Dans une relation avec le thérapeute en tant que mère idéalisée, le client essaie d'organiser ce qu'on appelle la gratification directe du besoin d'attachement (qui est frustré chez le toxicomane). Le client peut exiger clarté, garanties, accessibilité comme s'il était en fusion avec le thérapeute et peut utiliser ses ressources à sa guise. Suivre une telle exigence entraîne la perte de la position thérapeutique. Le thérapeute ne peut garantir une satisfaction symbolique au client que dans un cadre prévisible et fiable d'une part et ayant des limites d'autre part.

Le cadre forme un espace intermédiaire dans lequel le client peut recevoir une satisfaction partielle et ainsi construire la force non spécifique du moi, c'est-à-dire la résistance à l'expérience de l'anxiété. En créant une tension frustrante du fait que les besoins ne sont pas satisfaits « tout de suite », le thérapeute enseigne au client l'autorégulation, c'est-à-dire qu'il s'avère être un objet « transitoire » entre l'objet de l'addiction et l'existence autonome. L'autonomie n'implique pas ici l'inutilité et la contre-dépendance, elle met l'accent sur la valeur du choix dans les manières de satisfaire les besoins.

Ainsi, travailler avec un client dépendant commence par fixer des limites, puisque le trouble addictif a une structure limite. Par le mot frontières, j'entends l'ensemble des relations thérapeutiques particulières: la position autonome du thérapeute, sa capacité à résister aux attaques du client, sa sensibilité au contre-transfert, la compréhension de la logique du développement du modèle dépendant. Le client, exigeant une gratification immédiate, ne voit pas le sens de la stratégie thérapeutique, et se rebelle contre ce qui lui paraît nuisible et inutile.

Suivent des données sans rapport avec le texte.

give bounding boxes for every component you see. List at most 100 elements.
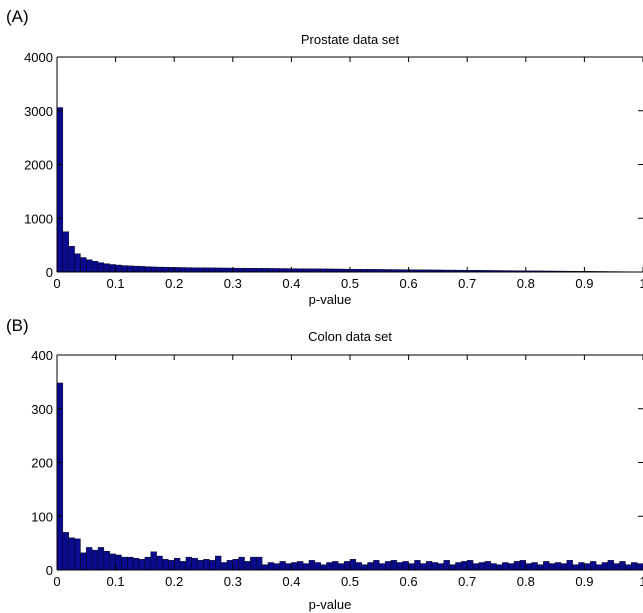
- x-tick-label: 0.1: [107, 574, 125, 589]
- histogram-bar: [384, 561, 392, 571]
- histogram-bar: [80, 257, 87, 273]
- histogram-bar: [601, 562, 609, 571]
- histogram-bar: [109, 264, 116, 273]
- histogram-bar: [355, 562, 362, 571]
- histogram-bar: [285, 563, 292, 571]
- histogram-bar: [343, 561, 351, 571]
- histogram-bar: [173, 557, 181, 571]
- histogram-bar: [97, 547, 105, 571]
- histogram-bar: [173, 267, 181, 273]
- histogram-bar: [420, 563, 427, 571]
- histogram-bar: [74, 253, 81, 273]
- histogram-bar: [291, 268, 298, 273]
- x-tick-label: 0.3: [224, 574, 242, 589]
- histogram-bar: [390, 560, 398, 571]
- histogram-bar: [191, 267, 198, 273]
- histogram-bar: [525, 563, 532, 571]
- panel-label: (B): [6, 316, 29, 335]
- panel-label: (A): [6, 7, 29, 26]
- histogram-bar: [584, 563, 591, 571]
- histogram-bar: [367, 562, 374, 571]
- histogram-bar: [613, 563, 620, 571]
- histogram-bar: [490, 563, 497, 571]
- histogram-bar: [127, 265, 134, 273]
- histogram-bar: [396, 562, 403, 571]
- x-tick-label: 0.5: [341, 276, 359, 291]
- histogram-bar: [220, 267, 228, 273]
- y-tick-label: 1000: [24, 211, 53, 226]
- x-axis-label: p-value: [309, 597, 352, 612]
- histogram-bar: [519, 560, 527, 571]
- histogram-bar: [273, 563, 280, 571]
- histogram-bar: [338, 563, 345, 571]
- x-tick-label: 0.4: [282, 574, 300, 589]
- histogram-bar: [132, 265, 140, 273]
- histogram-bar: [91, 261, 99, 273]
- histogram-bar: [103, 550, 110, 571]
- histogram-bar: [408, 563, 415, 571]
- histogram-bar: [138, 559, 146, 571]
- histogram-bar: [320, 564, 327, 571]
- histogram-bar: [226, 267, 234, 273]
- histogram-bar: [261, 564, 269, 571]
- histogram-bar: [185, 267, 192, 273]
- histogram-bar: [162, 559, 169, 571]
- histogram-bar: [97, 262, 105, 273]
- x-tick-label: 0.2: [165, 574, 183, 589]
- x-tick-label: 0.3: [224, 276, 242, 291]
- x-tick-label: 0.7: [458, 276, 476, 291]
- histogram-bar: [373, 560, 380, 571]
- histogram-bar: [80, 552, 87, 571]
- histogram-bar: [86, 259, 93, 273]
- histogram-bar: [566, 560, 573, 571]
- histogram-bar: [244, 561, 251, 571]
- histogram-bar: [537, 564, 544, 571]
- histogram-bar: [144, 556, 151, 571]
- histogram-bar: [91, 549, 99, 571]
- histogram-bar: [314, 562, 321, 571]
- y-tick-label: 300: [31, 402, 53, 417]
- histogram-bar: [121, 265, 128, 273]
- histogram-bar: [326, 562, 333, 571]
- histogram-bar: [297, 561, 304, 571]
- histogram-bar: [496, 564, 503, 571]
- x-tick-label: 0: [53, 574, 60, 589]
- histogram-bar: [127, 556, 134, 571]
- histogram-bar: [461, 561, 468, 571]
- x-tick-label: 0.6: [400, 574, 418, 589]
- histogram-bar: [572, 564, 579, 571]
- histogram-bar: [267, 562, 275, 571]
- bars: [56, 107, 643, 273]
- histogram-bar: [115, 554, 122, 571]
- histogram-bar: [150, 266, 157, 273]
- histogram-bar: [478, 562, 485, 571]
- x-tick-label: 0.6: [400, 276, 418, 291]
- histogram-bar: [256, 556, 263, 571]
- histogram-bar: [379, 563, 386, 571]
- histogram-bar: [431, 562, 439, 571]
- histogram-bar: [68, 537, 75, 571]
- histogram-bar: [220, 562, 228, 571]
- histogram-bar: [209, 267, 216, 273]
- histogram-bar: [361, 564, 368, 571]
- chart-panel-0: (A) Prostate data set 0 0.1 0.2 0.3 0.4 0.5 0.6 0…: [6, 7, 643, 307]
- histogram-bar: [437, 563, 444, 571]
- histogram-bar: [121, 556, 128, 571]
- histogram-bar: [109, 553, 116, 571]
- x-tick-label: 0: [53, 276, 60, 291]
- histogram-bar: [238, 267, 245, 273]
- x-tick-label: 0.2: [165, 276, 183, 291]
- histogram-bar: [502, 562, 509, 571]
- x-axis-label: p-value: [309, 292, 352, 307]
- histogram-bar: [215, 555, 222, 571]
- histogram-bar: [250, 268, 257, 273]
- histogram-bar: [590, 561, 597, 571]
- histogram-bar: [291, 562, 298, 571]
- histogram-bar: [531, 562, 538, 571]
- histogram-bar: [156, 266, 163, 273]
- histogram-bar: [62, 532, 69, 571]
- histogram-bar: [56, 382, 64, 571]
- histogram-bar: [349, 559, 357, 571]
- histogram-bar: [595, 564, 603, 571]
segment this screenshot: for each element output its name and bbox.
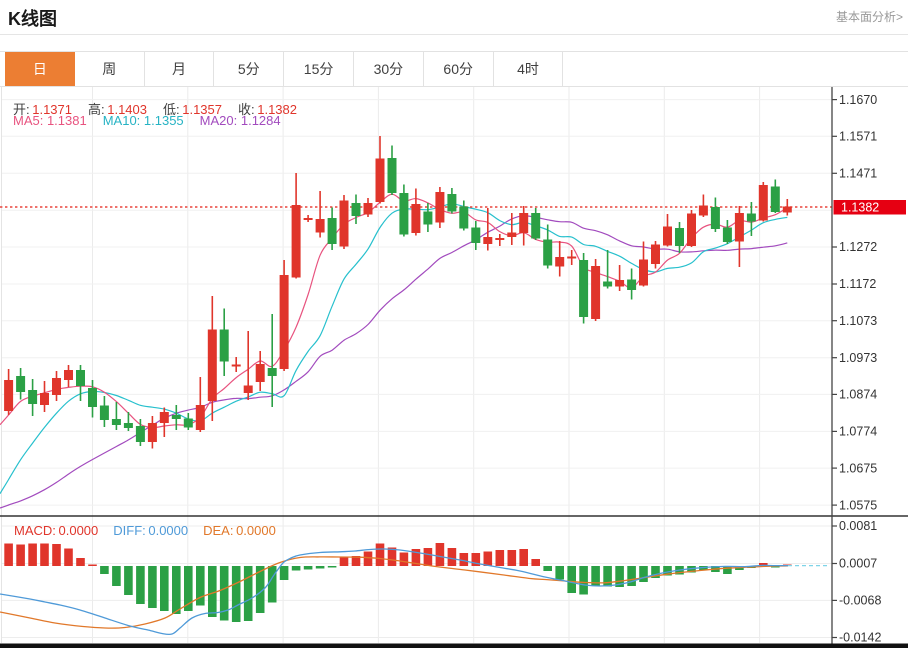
svg-text:1.1272: 1.1272 [839,240,877,254]
svg-text:1.0774: 1.0774 [839,425,877,439]
svg-text:0.0007: 0.0007 [839,557,877,571]
svg-text:1.0575: 1.0575 [839,498,877,512]
svg-text:0.0081: 0.0081 [839,519,877,533]
svg-text:-0.0142: -0.0142 [839,631,881,645]
svg-text:1.1571: 1.1571 [839,130,877,144]
svg-text:1.0874: 1.0874 [839,388,877,402]
svg-text:1.1172: 1.1172 [839,277,876,291]
svg-text:1.1382: 1.1382 [841,201,879,215]
svg-text:1.1670: 1.1670 [839,93,877,107]
svg-text:1.1471: 1.1471 [839,167,877,181]
svg-text:1.0973: 1.0973 [839,351,877,365]
svg-text:1.0675: 1.0675 [839,461,877,475]
svg-text:1.1073: 1.1073 [839,314,877,328]
svg-text:-0.0068: -0.0068 [839,594,881,608]
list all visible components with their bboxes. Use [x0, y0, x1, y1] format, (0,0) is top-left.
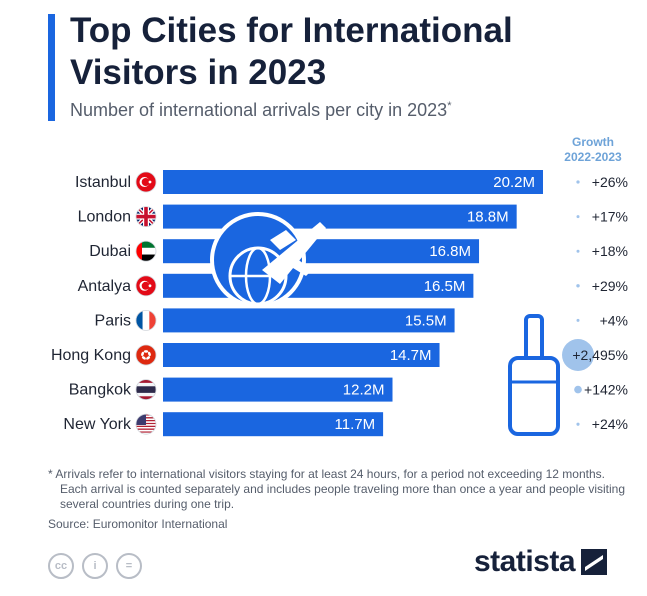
bar-chart: 20.2M Istanbul +26% 18.8M London +17% 16.8M Dub… [51, 170, 628, 437]
growth-label: +4% [600, 312, 628, 328]
license-icons: cc i = [48, 553, 142, 579]
growth-bubble [576, 180, 580, 184]
uk-flag-icon [135, 206, 157, 227]
thailand-flag-icon [135, 379, 157, 401]
bar-bangkok [163, 377, 393, 402]
category-label: Antalya [78, 278, 131, 295]
growth-bubble [576, 318, 580, 322]
usa-flag-icon [135, 413, 157, 435]
chart-subtitle: Number of international arrivals per cit… [70, 100, 451, 121]
bar-istanbul [163, 170, 543, 194]
bar-value-label: 18.8M [467, 209, 509, 226]
globe-airplane-icon [210, 212, 326, 308]
growth-bubble [576, 215, 580, 219]
bar-value-label: 16.8M [429, 243, 471, 260]
chart-title: Top Cities for International Visitors in… [70, 11, 513, 92]
growth-bubble [576, 422, 580, 426]
bar-value-label: 20.2M [493, 174, 535, 191]
bar-value-label: 16.5M [424, 278, 466, 295]
footnote-text: * Arrivals refer to international visito… [48, 467, 626, 511]
statista-mark-icon [581, 549, 608, 575]
turkey-flag-icon [135, 275, 157, 297]
category-label: London [78, 209, 131, 226]
category-label: Bangkok [69, 382, 132, 399]
bar-value-label: 15.5M [405, 312, 447, 329]
subtitle-text: Number of international arrivals per cit… [70, 100, 448, 120]
growth-bubble [562, 339, 594, 371]
category-label: Dubai [89, 243, 131, 260]
growth-column-header: Growth 2022-2023 [548, 135, 638, 165]
source-note: Source: Euromonitor International [48, 517, 228, 531]
growth-header-line-2: 2022-2023 [564, 150, 622, 164]
growth-bubble [576, 249, 580, 253]
brand-name: statista [474, 545, 576, 578]
category-label: Istanbul [75, 174, 131, 191]
bar-paris [163, 308, 455, 333]
category-label: New York [63, 416, 132, 433]
bar-value-label: 14.7M [390, 347, 432, 364]
statista-logo[interactable]: statista [474, 545, 608, 579]
bar-hong-kong [163, 343, 440, 367]
suitcase-icon [508, 314, 560, 436]
growth-bubble [574, 385, 582, 394]
bar-new-york [163, 412, 384, 437]
growth-label: +26% [592, 174, 628, 190]
growth-label: +142% [584, 382, 628, 398]
category-label: Hong Kong [51, 347, 131, 364]
no-derivatives-icon[interactable]: = [116, 553, 142, 579]
growth-label: +29% [592, 278, 628, 294]
growth-header-line-1: Growth [572, 135, 614, 149]
attribution-icon[interactable]: i [82, 553, 108, 579]
uae-flag-icon [135, 240, 157, 262]
bar-value-label: 12.2M [343, 382, 385, 399]
cc-icon[interactable]: cc [48, 553, 74, 579]
growth-label: +17% [592, 209, 628, 225]
footnote: * Arrivals refer to international visito… [48, 467, 628, 512]
france-flag-icon [135, 309, 157, 331]
title-accent-bar [48, 14, 55, 121]
growth-label: +24% [592, 416, 628, 432]
growth-bubble [576, 284, 580, 288]
growth-label: +2,495% [572, 347, 628, 363]
growth-label: +18% [592, 243, 628, 259]
turkey-flag-icon [135, 171, 157, 193]
category-label: Paris [95, 312, 131, 329]
bar-london [163, 204, 517, 229]
hong-kong-flag-icon [135, 344, 157, 366]
bar-value-label: 11.7M [335, 416, 376, 433]
subtitle-footnote-marker: * [447, 100, 452, 112]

Le thérapeute investit sa compréhension et sa résilience dans le client et maintient ainsi la fiabilité de la relation. Le bon objet pour le client ne doit pas provenir de la destruction du mauvais, lorsque le thérapeute succombe aux attaques et devient un sein idéal symbolique. Ce résultat prend en charge le fractionnement limite. Dans la logique de la relation thérapeutique proposée, un bon objet apparaît lorsque le thérapeute fait preuve de résilience et de fiabilité et offre ainsi au client la possibilité de contacter ses mauvaises parties pour lesquelles il pense qu'il devrait être rejeté. L'ancienne expérience de séparation et d'isolement du « mauvais soi » est en train d'être réécrite par de nouvelles relations d'acceptation et d'intégration.

À mon avis, la partie décrite du travail est la plus importante, car elle crée un cadre pour d'autres activités, qui sont purement techniques, et incluent l'étude de l'expérience corporelle, la détection d'un besoin frustré, la facilitation d'un créatif plutôt que cycle de contact addictif, et ainsi de suite. Le thérapeute doit être sensible à la demande inconsciente du client, qui est soigneusement cachée derrière des moyens sophistiqués pour maintenir un mode de contact addictif.

Le thérapeute, en un sens, est un véhicule pour l'émergence de nouvelles valeurs existentielles dans le champ des relations, autour desquelles le client peut reconstituer son identité. L'addiction est la fixation du développement mental au stade de l'attachement forcé, tandis que la relation thérapeutique offre l'opportunité de prendre le processus de croissance hors de la pause et de maintenir son intention vers une interaction libre et créative.